Based on the data currently available, and excluding the impact of collecting the previously outstanding receivables, IVAX Diagnostics today announced that it anticipates reporting a record net income of $227,000 for the first quarter of 2005. Net income of $19,000 was earned in the first quarter of 2004. As noted above, the collection of the receivables is expected to significantly increase the reported net income for the 2005 quarter above the already anticipated record net income.
Giorgio D’Urso, CEO and president of IVAX Diagnostics, said, “We are pleased about this large accounts receivable collection and look forward to releasing our final results for the first quarter of 2005 once the full effect of the payment is calculated. We expect that this collection will have a significant positive impact on our financial position and results of operations for the first quarter of 2005.”
Phillip Frost, M.D., IVAX Diagnostics’ Chairman, said, “The receipt of the receivables will further strengthen our cash position for ongoing operations and future investments.”
About IVAX Diagnostics, Inc.
IVAX Diagnostics, Inc., headquartered in Miami, Florida, develops, manufactures and markets proprietary diagnostic reagents, instrumentation, and software in the United States and Italy through its three subsidiaries: Diamedix Corporation, Delta Biologicals S.r.l., and ImmunoVision, Inc. IVAX Corporation (AMEX:IVX, LSE:IVX.L) owns approximately 74% of IVAX Diagnostics, Inc.

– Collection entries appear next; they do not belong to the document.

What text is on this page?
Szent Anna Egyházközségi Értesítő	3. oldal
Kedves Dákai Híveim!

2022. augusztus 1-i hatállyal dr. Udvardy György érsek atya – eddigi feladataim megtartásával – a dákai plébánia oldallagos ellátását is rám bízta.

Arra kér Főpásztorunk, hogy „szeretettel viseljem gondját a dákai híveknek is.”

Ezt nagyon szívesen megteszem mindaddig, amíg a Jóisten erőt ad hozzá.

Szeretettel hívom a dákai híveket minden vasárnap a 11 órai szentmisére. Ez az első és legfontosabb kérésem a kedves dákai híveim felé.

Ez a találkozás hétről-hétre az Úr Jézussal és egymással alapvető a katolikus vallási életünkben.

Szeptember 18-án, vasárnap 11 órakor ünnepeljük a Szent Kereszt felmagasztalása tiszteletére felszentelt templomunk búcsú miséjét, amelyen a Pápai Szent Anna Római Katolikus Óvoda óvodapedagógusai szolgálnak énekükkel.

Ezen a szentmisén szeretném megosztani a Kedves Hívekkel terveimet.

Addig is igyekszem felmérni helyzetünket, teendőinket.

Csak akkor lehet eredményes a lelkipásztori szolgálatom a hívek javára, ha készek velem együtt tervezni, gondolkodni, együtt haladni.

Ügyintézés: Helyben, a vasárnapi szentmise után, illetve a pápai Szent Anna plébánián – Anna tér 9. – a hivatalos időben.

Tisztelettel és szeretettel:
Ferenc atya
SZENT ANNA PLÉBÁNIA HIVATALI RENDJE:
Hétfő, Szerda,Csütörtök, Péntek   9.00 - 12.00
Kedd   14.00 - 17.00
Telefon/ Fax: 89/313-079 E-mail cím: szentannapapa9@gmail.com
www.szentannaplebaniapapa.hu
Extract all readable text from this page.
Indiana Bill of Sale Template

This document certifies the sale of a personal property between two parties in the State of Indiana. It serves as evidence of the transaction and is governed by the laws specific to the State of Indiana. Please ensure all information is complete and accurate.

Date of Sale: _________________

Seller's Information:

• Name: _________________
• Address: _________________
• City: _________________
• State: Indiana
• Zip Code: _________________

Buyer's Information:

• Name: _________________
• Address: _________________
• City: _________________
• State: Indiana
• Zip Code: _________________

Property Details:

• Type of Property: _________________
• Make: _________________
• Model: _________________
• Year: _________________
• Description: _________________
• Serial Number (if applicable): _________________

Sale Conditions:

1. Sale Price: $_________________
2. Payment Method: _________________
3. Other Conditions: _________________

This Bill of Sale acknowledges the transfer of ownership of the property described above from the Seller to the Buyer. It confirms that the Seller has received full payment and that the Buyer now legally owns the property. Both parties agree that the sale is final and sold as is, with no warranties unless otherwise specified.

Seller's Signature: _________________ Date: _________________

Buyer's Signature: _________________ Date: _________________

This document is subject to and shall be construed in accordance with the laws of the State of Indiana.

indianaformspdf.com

Except for the historical matters contained herein, statements in this press release are forward-looking and are made pursuant to the safe harbor provisions of the Private Securities Litigation Reform Act of 1995. Investors are cautioned that forward-looking statements involve risks and uncertainties that may affect the business and prospects of IVAX Diagnostics, Inc., including, without limitation: that our independent registered accounting firm has not audited or reviewed the financial information contained in this press release; that our revised financial results will take longer to prepare than anticipated; that the assumptions and estimates on which we based the preliminary financial information contained in this press release may prove to be incorrect, inadequate or incomplete; that our actual financial results for the first quarter of 2005 may differ materially from the preliminary results set forth above; the risk that we may be unable to file our financial statements or reports for current or future periods on a timely basis or when anticipated; and other risks and uncertainties that may cause results to differ materially from those set forth in the forward-looking statements. These and other applicable risks, cautionary statements and factors that could cause actual results to differ from our forward-looking statements are included in our annual report on Form 10-K for the year ended December 31, 2004 and other filings with the SEC. We undertake no obligation to update or revise these forward-looking statements to reflect events or circumstances after the date hereof except as required by law.